Artificial Intelligence: Machines That Think

The breathlessness/excitement over AI is inversely proportional to people’s familiarity with computers and knowledge of productive processes.

That said, automation will continue, and if a job can be done better by a machine, it’s likely to happen.

@raneck:
I suggest you listen to the link I put up, and especially the last guy. What they are talking about with neural networks and deep learning goes beyond that, if what they are saying is true (and I suspect it is, I work with people who are heavily into machine learning and the like), and this goes beyond merely analyzing data, that a system like this can go beyond classifying and recognizing data and into the reality of being able to do things that at least parallel human attributes like intuition and other things that are supposedly things only a human being can do. And given the mentality that any labor cost is a bad labor cost, I wouldn’t bet against what these guys are saying coming true.

@raneck – exactly. NNs seem like a cargo cult way of simulating intelligence – we mimic the physical brain in hopes of getting a brain-like response. I don’t think that it will ever work properly except in very limited scenarios. In my field, which deals with real-time physical data, researchers went through an NN phase a decade or so ago. They’ve since backed away from it because they were never able to know exactly what the training was “latching onto” in the training data. Now it’s back to fuzzy logic and membership functions.

I attended a national engineering conference last month. One of the sessions was on 3D printing of structures. Uh, let’s just say they have a good ways to go before they have anything practical. The photos of concrete “structures” being printed were pretty funny. Looked like a five-year-old was squirting concrete everywhere. NASA is pushing the researchers to develop a material other than concrete that could be used for printing habitats on Mars, so we’ll see what they come up with.

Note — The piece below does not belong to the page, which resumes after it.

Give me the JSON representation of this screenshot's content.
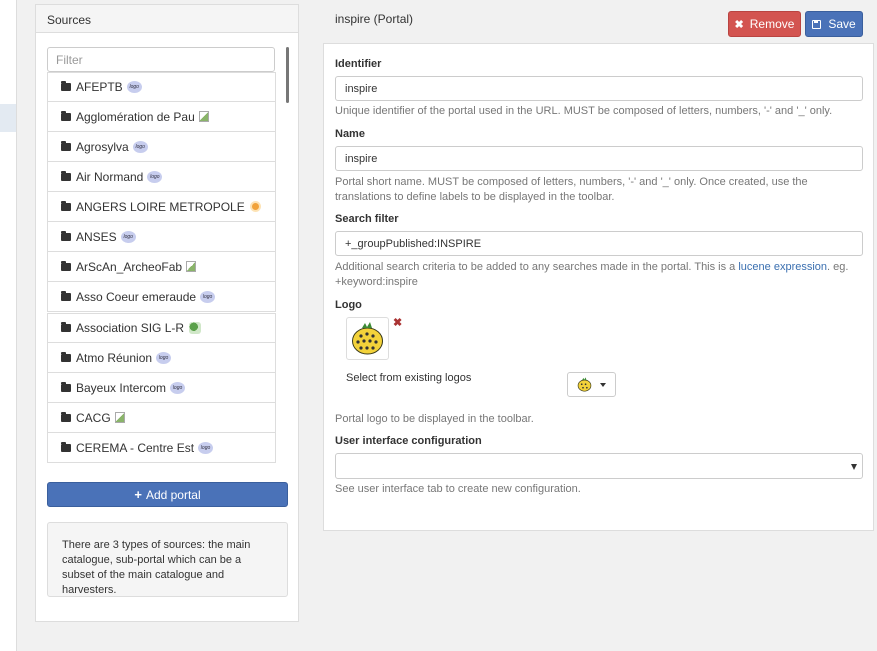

One of the main speakers was a Polish guy I went to grad school with. The last time we saw each other was in 1984. I wouldn’t have recognized him - he’s old now, ha. Of course, he didn’t recognize me, either, when I approached him after the presentation…

AI scares the crap out of me. Humans don’t have a good track record with creating awesome technology that doesn’t become weaponized or otherwise destructive.

I’d very much like to keep machines dumber than us.

Right now, neural networks are doing machine translation (of Chinese to English, eg), face recognition, and interpreting X rays. Those “limited scenarios” the neural networks are good at include replacing radiologists.

@CardinalFang

Most machine translation, especially from Mandarin to English, is horrendously bad right now.

Robots taking over priests’ duties?! Yikes.

https://www.theguardian.com/technology/2017/may/30/robot-priest-blessu-2-germany-reformation-exhibition

:slight_smile:

@mainelonghorn:
There was an article in the Times by Thomas Friedman talking about the whole small town america dying jobs disappearing issue and talked about the hurdles that were making the problem worse (most definitely, finding workers not messed up on drugs, it is that bad). Anyway, he highlighted a couple of companies using 3D printers and they are doing things like making car bodies or building parts on demand, it was interesting the kind of things they are doing with the technology, and it is still a pretty new technology, CNC once was a prototype, look what they do with that these days:).

As far as AI goes, it is a lot closer than people think, in the financial industry for example companies are putting more and more reliance on it for things like fund managing or trading strategies, whether as an assistant to human traders or on their own. We are far away from medical scanners that can likely replace the current costly and fragmented issue of human diagnosis, a computerized system can replace the lab that does the blood work and then based on the results, give a probably diagnosis. X prize just awarded a prize for a simplified version of the medical tricorder they used on Star Trek, it can diagnose something like 13 different human medical conditions in under a day, and that was a prototype the team built literally on one of the principal’s kitchen table. In reality, the obstacle is not necessarily the technology being ready, it is other barriers that are keeping it from being used. Not going to happen overnight, it has a ways to go, but a lot of this is likely inevitable unless we create some sort of society locked in time and forbid new technology and so forth, kind of like promoting a 19th century fuel in a world with much better options.